Já o professor titular e diretor da Faculdade de Ciências Farmacêuticas da Unicamp, João Ernesto de Carvalho, defende que não existem motivos para impedir o plantio em solo brasileiro. "A decisão da Anvisa é muito ruim porque ela impede que o Brasil produza, que cultive e faça a produção de todas as etapas destes medicamentos", criticou.  

Para o diretor, o cultivo de maconha não é algo complexo e que não pode ser feito no país. Além disso, importar a matéria-prima continuará a deixar o produto final caro para os pacientes. "Não tem segredo tecnológico para a produção do extrato, visto que muitas mães fazem na própria casa para tratar os filhos", disse.

Ele continuou: "Importar a maconha vai continuar a deixar o produto caro e nem todo mundo terá como arcar com o custo. Além disso, haverá casos de famílias que vão recorrer à Justiça para que o custo destes medicamentos seja arcado pelo SUS (Sistema Único de Saúde). Isso só vai gerar ainda mais gastos", avaliou.  

Silva concorda. Para ele, o Brasil tem potencial para se tornar um grande exportador de medicações à base de maconha. "Nosso clima e solo são extremamente promissores para o cultivo da maconha", disse.  

Além disso, impedir o plantio no país impede também o avanço de pesquisas. "A regulamentação da forma que foi determinada desestimula novas pesquisas ao não permitir o plantio legalizado, e sem novas pesquisas nós não vamos fornecer os avanços necessários", avaliou.  

"A Anvisa argumenta que faltam mais estudos e quais seriam os efeitos destes medicamentos a longo prazo, mas também não há liberação para a pesquisa. Se ela não libera o fornecimento do óleo produzido aqui, não há como eu pesquisar", terminou o médico.  
ANVISA
 
A resolução da Anvisa cria uma nova classe de produto sujeito à vigilância sanitária: "produto à base de cannabis". Ou seja, durante os três anos de validade, os produtos ainda não serão classificados como medicamentos.  

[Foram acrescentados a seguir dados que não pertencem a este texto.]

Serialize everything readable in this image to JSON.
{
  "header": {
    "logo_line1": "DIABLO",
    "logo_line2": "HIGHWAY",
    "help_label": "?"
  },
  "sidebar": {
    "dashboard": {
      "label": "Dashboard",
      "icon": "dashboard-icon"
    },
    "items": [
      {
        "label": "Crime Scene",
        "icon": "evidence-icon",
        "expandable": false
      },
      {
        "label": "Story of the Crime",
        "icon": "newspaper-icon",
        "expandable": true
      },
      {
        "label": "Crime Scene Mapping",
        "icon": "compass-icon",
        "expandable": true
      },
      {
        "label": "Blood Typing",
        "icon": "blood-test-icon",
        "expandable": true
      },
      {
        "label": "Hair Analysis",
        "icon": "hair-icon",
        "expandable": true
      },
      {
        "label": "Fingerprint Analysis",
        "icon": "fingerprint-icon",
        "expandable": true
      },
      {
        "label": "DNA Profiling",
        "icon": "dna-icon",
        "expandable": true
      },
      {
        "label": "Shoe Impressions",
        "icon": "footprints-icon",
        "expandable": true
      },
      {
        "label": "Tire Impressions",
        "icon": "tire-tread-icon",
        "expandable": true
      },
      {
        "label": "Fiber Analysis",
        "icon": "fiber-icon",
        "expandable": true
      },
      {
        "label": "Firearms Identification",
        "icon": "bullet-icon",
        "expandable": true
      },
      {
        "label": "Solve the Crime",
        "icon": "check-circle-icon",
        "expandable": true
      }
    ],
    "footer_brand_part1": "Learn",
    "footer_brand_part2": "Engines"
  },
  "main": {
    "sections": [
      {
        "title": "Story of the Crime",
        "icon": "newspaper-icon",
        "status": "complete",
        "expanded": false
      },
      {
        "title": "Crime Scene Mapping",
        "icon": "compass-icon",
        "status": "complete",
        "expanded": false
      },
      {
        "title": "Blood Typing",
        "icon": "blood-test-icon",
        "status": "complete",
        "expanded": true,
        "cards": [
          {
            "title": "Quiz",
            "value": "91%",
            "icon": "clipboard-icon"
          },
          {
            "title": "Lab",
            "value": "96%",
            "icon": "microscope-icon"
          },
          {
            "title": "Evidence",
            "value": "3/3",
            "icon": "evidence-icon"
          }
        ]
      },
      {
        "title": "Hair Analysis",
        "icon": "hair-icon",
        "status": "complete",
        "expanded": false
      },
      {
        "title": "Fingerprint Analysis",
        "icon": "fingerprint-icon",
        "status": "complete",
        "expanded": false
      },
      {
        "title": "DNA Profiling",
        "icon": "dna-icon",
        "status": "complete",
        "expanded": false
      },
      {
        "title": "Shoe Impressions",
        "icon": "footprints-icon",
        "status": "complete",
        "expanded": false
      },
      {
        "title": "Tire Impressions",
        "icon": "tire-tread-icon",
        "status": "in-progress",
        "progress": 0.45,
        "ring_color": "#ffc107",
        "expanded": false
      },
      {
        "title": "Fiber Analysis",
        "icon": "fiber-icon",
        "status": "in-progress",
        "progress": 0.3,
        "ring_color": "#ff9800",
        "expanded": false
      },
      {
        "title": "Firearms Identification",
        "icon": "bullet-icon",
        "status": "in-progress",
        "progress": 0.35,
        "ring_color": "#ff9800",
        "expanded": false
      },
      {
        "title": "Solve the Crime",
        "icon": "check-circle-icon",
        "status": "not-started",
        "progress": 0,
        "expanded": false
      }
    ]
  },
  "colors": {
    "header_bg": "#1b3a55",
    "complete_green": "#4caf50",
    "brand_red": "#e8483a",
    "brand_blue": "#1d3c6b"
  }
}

A regulamentação aprovada cita que os produtos à base de cannabis ainda precisam passar por testes técnicos-científicos que assegurem sua eficácia, segurança e possíveis danos, antes de serem elevados ao patamar de medicamentos.  

Em nota, a Anvisa disse que os fabricantes que optarem por comprar o insumo no exterior "deverão realizar a importação da matéria-prima semielaborada, e não da planta ou parte dela". Além disso, de acordo com a norma, "para viabilizar o monitoramento integral dos lotes de produtos e medicamentos da cannabis importados, foram limitados os pontos de entrada dos produtos em território nacional".